Les mots sonnèrent aux oreilles de la danseuse qui se retourna vers son amie. Ces mots simples, dénués de sens profond, dépourvus même d’émotion, vinrent frapper Marion en pleine poitrine, libérant son cœur d’un trop-plein de sentiments. Ses yeux verts avaient pris l’apparence d’une œuvre façonnée par un maître verrier, cristallins, brillant d’une pluie d’étoiles que la lumière de la terrasse faisait pétiller. Sylviane crut voir le cœur de son amie au bord des paupières, qu’un battement versa sur sa joue ; la larme chaude roula à destination de son sourire, renvoyant un bonheur qu’elle voulait à présent s’autoriser. Sylviane fut à son tour envahie d’émotion par les mots muets que ce visage doux et apaisé lui criait.

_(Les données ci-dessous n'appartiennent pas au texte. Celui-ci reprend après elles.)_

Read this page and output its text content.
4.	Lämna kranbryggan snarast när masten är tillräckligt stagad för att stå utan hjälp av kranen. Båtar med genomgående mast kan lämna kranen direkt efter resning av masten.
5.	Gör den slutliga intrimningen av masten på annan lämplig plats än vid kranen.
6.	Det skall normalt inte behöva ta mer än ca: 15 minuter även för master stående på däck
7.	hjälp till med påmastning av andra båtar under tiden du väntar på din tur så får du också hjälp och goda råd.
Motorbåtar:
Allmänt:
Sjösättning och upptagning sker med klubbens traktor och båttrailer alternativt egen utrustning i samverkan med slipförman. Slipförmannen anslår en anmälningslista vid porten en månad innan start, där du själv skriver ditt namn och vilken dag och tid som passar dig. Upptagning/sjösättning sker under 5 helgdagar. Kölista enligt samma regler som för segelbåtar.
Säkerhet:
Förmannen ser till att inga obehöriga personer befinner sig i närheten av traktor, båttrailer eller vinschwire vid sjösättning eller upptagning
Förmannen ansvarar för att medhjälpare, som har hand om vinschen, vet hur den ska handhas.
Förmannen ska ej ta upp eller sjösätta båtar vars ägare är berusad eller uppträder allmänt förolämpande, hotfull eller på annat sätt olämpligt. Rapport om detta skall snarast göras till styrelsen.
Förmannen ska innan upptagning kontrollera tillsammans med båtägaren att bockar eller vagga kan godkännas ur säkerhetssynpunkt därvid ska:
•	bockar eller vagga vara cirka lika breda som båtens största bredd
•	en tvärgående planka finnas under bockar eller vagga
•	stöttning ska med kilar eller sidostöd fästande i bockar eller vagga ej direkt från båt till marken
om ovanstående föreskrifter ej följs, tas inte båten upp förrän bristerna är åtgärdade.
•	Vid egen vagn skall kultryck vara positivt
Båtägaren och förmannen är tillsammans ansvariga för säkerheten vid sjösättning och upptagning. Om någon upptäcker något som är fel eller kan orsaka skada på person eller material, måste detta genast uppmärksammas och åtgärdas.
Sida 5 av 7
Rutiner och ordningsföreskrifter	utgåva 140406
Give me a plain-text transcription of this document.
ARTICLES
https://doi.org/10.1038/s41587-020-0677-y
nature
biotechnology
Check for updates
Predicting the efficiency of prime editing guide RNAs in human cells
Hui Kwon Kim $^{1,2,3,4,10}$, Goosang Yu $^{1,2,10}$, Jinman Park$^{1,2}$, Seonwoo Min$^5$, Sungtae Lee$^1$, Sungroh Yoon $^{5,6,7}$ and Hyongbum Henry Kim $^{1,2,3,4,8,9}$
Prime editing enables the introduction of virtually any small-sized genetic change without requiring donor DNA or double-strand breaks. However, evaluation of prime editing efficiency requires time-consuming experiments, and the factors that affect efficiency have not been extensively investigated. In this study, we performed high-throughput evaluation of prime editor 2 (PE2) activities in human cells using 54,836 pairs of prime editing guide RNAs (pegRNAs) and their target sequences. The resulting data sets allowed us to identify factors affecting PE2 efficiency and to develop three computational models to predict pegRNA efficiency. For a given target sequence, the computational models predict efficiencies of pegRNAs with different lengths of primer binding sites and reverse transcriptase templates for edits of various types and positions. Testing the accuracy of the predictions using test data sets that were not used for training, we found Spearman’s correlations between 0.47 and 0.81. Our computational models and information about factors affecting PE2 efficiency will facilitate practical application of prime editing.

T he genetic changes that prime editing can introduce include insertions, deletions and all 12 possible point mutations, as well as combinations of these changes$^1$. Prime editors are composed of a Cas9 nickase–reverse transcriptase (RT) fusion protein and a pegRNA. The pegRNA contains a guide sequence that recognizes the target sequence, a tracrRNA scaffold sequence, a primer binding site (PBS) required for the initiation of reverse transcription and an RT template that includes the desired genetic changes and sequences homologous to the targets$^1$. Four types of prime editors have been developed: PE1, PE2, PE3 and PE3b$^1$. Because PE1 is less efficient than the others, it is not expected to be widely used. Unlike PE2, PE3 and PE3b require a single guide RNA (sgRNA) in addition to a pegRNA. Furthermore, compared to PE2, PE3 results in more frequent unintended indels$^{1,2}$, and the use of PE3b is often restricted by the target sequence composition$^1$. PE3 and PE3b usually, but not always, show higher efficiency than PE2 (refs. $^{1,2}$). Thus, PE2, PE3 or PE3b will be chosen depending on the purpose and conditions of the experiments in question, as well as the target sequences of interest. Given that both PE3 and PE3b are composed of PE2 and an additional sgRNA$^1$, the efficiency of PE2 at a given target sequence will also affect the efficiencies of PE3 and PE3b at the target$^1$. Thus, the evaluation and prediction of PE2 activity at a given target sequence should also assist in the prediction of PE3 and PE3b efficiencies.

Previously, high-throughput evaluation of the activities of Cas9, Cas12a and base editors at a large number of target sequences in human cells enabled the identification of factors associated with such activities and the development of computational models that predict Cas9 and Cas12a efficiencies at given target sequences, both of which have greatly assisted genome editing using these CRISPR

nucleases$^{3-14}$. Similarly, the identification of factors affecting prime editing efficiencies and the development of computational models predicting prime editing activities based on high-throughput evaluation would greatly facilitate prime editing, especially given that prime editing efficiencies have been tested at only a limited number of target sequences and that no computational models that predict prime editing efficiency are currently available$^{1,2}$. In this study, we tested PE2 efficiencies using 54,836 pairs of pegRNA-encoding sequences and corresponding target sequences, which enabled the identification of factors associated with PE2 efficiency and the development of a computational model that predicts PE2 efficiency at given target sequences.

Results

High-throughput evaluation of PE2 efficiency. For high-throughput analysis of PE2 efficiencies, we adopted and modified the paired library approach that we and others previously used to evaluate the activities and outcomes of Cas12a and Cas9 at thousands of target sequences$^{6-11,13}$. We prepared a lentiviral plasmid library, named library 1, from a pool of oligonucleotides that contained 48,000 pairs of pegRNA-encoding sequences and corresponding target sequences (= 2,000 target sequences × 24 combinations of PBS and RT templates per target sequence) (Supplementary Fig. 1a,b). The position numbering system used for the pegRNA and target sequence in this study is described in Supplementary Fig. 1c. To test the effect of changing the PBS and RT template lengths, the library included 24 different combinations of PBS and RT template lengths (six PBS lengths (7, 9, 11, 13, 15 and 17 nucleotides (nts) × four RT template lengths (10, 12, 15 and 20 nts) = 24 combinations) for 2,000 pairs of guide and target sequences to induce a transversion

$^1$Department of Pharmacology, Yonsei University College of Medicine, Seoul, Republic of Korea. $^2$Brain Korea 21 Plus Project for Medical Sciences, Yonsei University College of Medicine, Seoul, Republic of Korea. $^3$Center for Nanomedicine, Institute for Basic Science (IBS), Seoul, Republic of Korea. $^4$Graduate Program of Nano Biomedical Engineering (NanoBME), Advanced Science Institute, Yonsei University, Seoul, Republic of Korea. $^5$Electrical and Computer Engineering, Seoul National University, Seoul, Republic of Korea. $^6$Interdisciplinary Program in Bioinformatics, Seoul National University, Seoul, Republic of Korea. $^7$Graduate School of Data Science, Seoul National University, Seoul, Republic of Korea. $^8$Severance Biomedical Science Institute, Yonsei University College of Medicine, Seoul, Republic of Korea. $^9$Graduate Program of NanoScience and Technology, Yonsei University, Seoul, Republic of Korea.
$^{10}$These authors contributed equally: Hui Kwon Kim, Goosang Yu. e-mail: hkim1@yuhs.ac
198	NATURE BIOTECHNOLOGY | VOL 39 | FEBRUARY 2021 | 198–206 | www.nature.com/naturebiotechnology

- Et si nous buvions un verre ? lança joyeusement l’artiste aux deux femmes, dévorant Marion de ses pupilles noisette.


Mis à part quelques incursions des Dennoyer comme s’ils se passaient le relais, Vittorio, Marion et Sylviane passèrent le reste de la soirée ensemble. Les rires et la bonne humeur avaient converti les heures en minutes. La fête s’évaporait avec le départ des convives. Christophe, lui, était parti pour se changer, sans revenir.


Sylviane leva le camp la première, laissant ses deux comparses. Un clin d’œil discret à l’une et un bonsoir à l’autre signèrent son départ.


- Je vous accompagne à votre chambre, Vittorio.


Le silence s’installa sur le trajet jusqu’à la chambre du jeune homme. Quelque chose de fort les enveloppait. L’attirance qu’ils éprouvaient l’un pour l’autre pouvait se palper dans l’air.


- Bonne nuit, Vittorio ! murmura la danseuse dans un souffle teinté de tendresse.


- Bonne nuit, Marion ! répondit l’artiste aux fusains d’une voix sensuelle et grave.


Les secondes s’égrenaient dans la pénombre tendue comme une main protectrice. Une étoffe de soie rouge s’enroulait autour de deux passions sur le point de s’enlacer. Leurs yeux communiaient à l’unisson dans ce tourbillon qui emportait leurs âmes. Les bras repliés sur sa poitrine, Marion se réfugia contre le torse de Vittorio, que le parfum léger envoûtait. Les bras de Vittorio se refermèrent autour des épaules de Marion qui soupira de plénitude. Dans le silence profond qui les entourait, collée contre son corps, elle entendait ce cœur marteler pour elle dans la poitrine de l’artiste. Leurs lèvres, que l’impatience ne retenait plus, se frôlèrent dans un baiser fragile, timide, éternel.